Posted: August 12, 2021

Pocket sized drones are now being deployed by the military. These Personal Reconnaissance Systems have been developed by FLIR. “Black Hornets” weigh just 33 grams units can loiter for 25 minutes while sending back actual time videos to the operator.

How many times have hunters sat in a tree stand or on a ridge top and wondered where the game was? If they had a satellite link that could determine where and how many critters were in your area. Of course, this is no longer hunting and is illegal to do. The problem is that criminals and poachers will use any and every trick that they can to give them an edge.

Hunting is basically 3 rules.

Rule 1   Locate the animal

Rule 2   Shoot the animal

Rule 3   Refer back to Rule 1

The “sport” comes in with how the Hunter ethically and honestly pursues wildlife. This is known as Fair Chase.

These drones may become available to the public at some point.

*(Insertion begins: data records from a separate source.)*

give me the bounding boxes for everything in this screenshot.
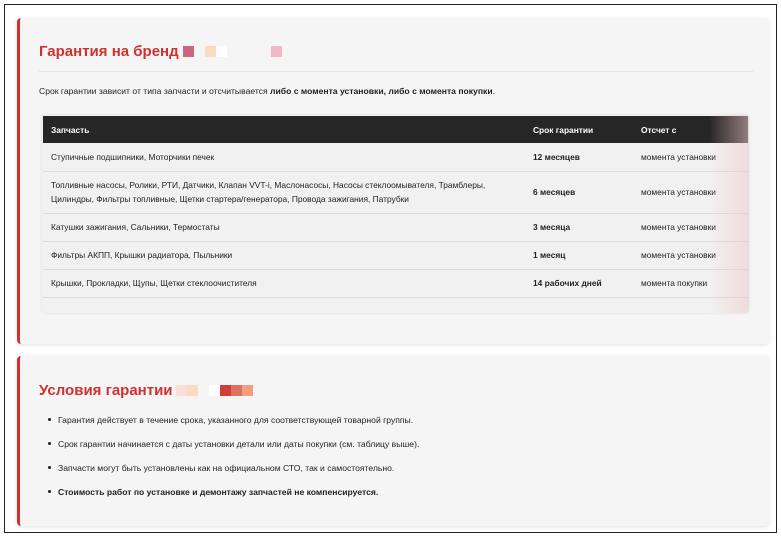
redaction-block: [182, 46, 194, 57]
warranty-table: Запчасть Срок гарантии Отсчет с Ступичны…: [43, 116, 748, 298]
warranty-table-wrapper: Запчасть Срок гарантии Отсчет с Ступичны…: [42, 115, 749, 313]
cell-part: Катушки зажигания, Сальники, Термостаты: [43, 213, 525, 242]
conditions-title-redaction: [175, 385, 275, 396]
redaction-block: [204, 46, 216, 57]
cell-period: 6 месяцев: [525, 171, 633, 214]
redaction-block: [270, 46, 282, 57]
table-row: Катушки зажигания, Сальники, Термостаты …: [43, 213, 748, 242]
cell-period: 1 месяц: [525, 241, 633, 270]
intro-bold: либо с момента установки, либо с момента…: [270, 86, 493, 96]
list-item: Запчасти могут быть установлены как на о…: [47, 462, 419, 486]
conditions-title-text: Условия гарантии: [39, 382, 173, 399]
table-row: Фильтры АКПП, Крышки радиатора, Пыльники…: [43, 241, 748, 270]
redaction-block: [219, 385, 231, 396]
warranty-intro: Срок гарантии зависит от типа запчасти и…: [39, 86, 495, 96]
table-row: Ступичные подшипники, Моторчики печек 12…: [43, 143, 748, 172]
cell-period: 14 рабочих дней: [525, 269, 633, 298]
warranty-title: Гарантия на бренд: [39, 43, 282, 60]
redaction-block: [237, 46, 249, 57]
table-row: Топливные насосы, Ролики, РТИ, Датчики, …: [43, 171, 748, 214]
warranty-title-redaction: [182, 46, 282, 57]
header-period: Срок гарантии: [533, 124, 594, 135]
redaction-block: [175, 385, 187, 396]
redaction-block: [193, 46, 205, 57]
header-part: Запчасть: [51, 124, 90, 135]
redaction-block: [248, 46, 260, 57]
table-row: Крышки, Прокладки, Щупы, Щетки стеклоочи…: [43, 269, 748, 298]
redaction-block: [241, 385, 253, 396]
redaction-block: [226, 46, 238, 57]
conditions-title: Условия гарантии: [39, 382, 275, 399]
redaction-block: [259, 46, 271, 57]
conditions-list: Гарантия действует в течение срока, указ…: [47, 414, 419, 510]
redaction-block: [197, 385, 209, 396]
cell-period: 3 месяца: [525, 213, 633, 242]
redaction-block: [252, 385, 264, 396]
list-item: Стоимость работ по установке и демонтажу…: [47, 486, 419, 510]
cell-part: Ступичные подшипники, Моторчики печек: [43, 143, 525, 172]
redaction-block: [263, 385, 275, 396]
cell-part: Топливные насосы, Ролики, РТИ, Датчики, …: [43, 171, 525, 214]
table-header-row: Запчасть Срок гарантии Отсчет с: [43, 116, 748, 143]
intro-suffix: .: [492, 86, 496, 96]
title-divider: [39, 71, 753, 72]
redaction-block: [186, 385, 198, 396]
warranty-card: Гарантия на бренд Срок гарантии зависит …: [17, 18, 769, 344]
list-item: Срок гарантии начинается с даты установк…: [47, 438, 419, 462]
cell-from: момента установки: [633, 143, 748, 172]
intro-prefix: Срок гарантии зависит от типа запчасти и…: [39, 86, 271, 96]
cell-part: Фильтры АКПП, Крышки радиатора, Пыльники: [43, 241, 525, 270]
cell-from: момента установки: [633, 241, 748, 270]
list-item: Гарантия действует в течение срока, указ…: [47, 414, 419, 438]
warranty-title-text: Гарантия на бренд: [39, 43, 179, 60]
cell-from: момента установки: [633, 171, 748, 214]
conditions-card: Условия гарантии Гарантия действует в те…: [17, 356, 769, 526]
page-frame: Гарантия на бренд Срок гарантии зависит …: [4, 4, 777, 533]
redaction-block: [230, 385, 242, 396]
cell-from: момента покупки: [633, 269, 748, 298]
redaction-block: [215, 46, 227, 57]
redaction-block: [208, 385, 220, 396]
header-from: Отсчет с: [641, 124, 677, 135]
cell-part: Крышки, Прокладки, Щупы, Щетки стеклоочи…: [43, 269, 525, 298]
cell-from: момента установки: [633, 213, 748, 242]
cell-period: 12 месяцев: [525, 143, 633, 172]
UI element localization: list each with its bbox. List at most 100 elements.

Military grade Night Vision, Infra-Red, motion detectors, lasers, and so many other high-tech items can take the sport out of hunting. Tree cams offer in time pictures of when deer or game is near your tree stands. Heat units help to locate downed game. Infra-red units can help count critters in a nocturnal setting. Drones equipped with these sensors help snake, hog, and other hunters locate their quarry.

In some cases, these systems may be ethical. Removing pythons from the Everglades helps other wildlife. Feral hogs cause great damage to farmers crops and wildlands. The challenge is how to locate these evasive creatures so they can be addressed.

If an elk hunter were to use a drone, they can now locate a herd, just over the ridge. Now a hunter can move into a position of advantage. I have seen drones while hunting and fishing in Montana. In one case a drone was used to locate a fishermen’s Honey Hole on a lake. Since elk are herd animals, locating the herd is the first rule of elk hunting. True hunters track, observe, and Scout to accomplish this. Outfitters use aircraft observers, but the law prohibits their guides from using this info until 24 hours later.

Drones are prohibited for tracking and locating wildlife, but photographers frequently use them. Montana Hunters have also reported being harassed by drones when hunting. Drone owners have used drones to film or frighten animals away from hunters. Landowners have filmed legal hunters they feel are too close to their property or personal space.

Like it or not there needs to be additional legislation to prevent he abuse of drone usage.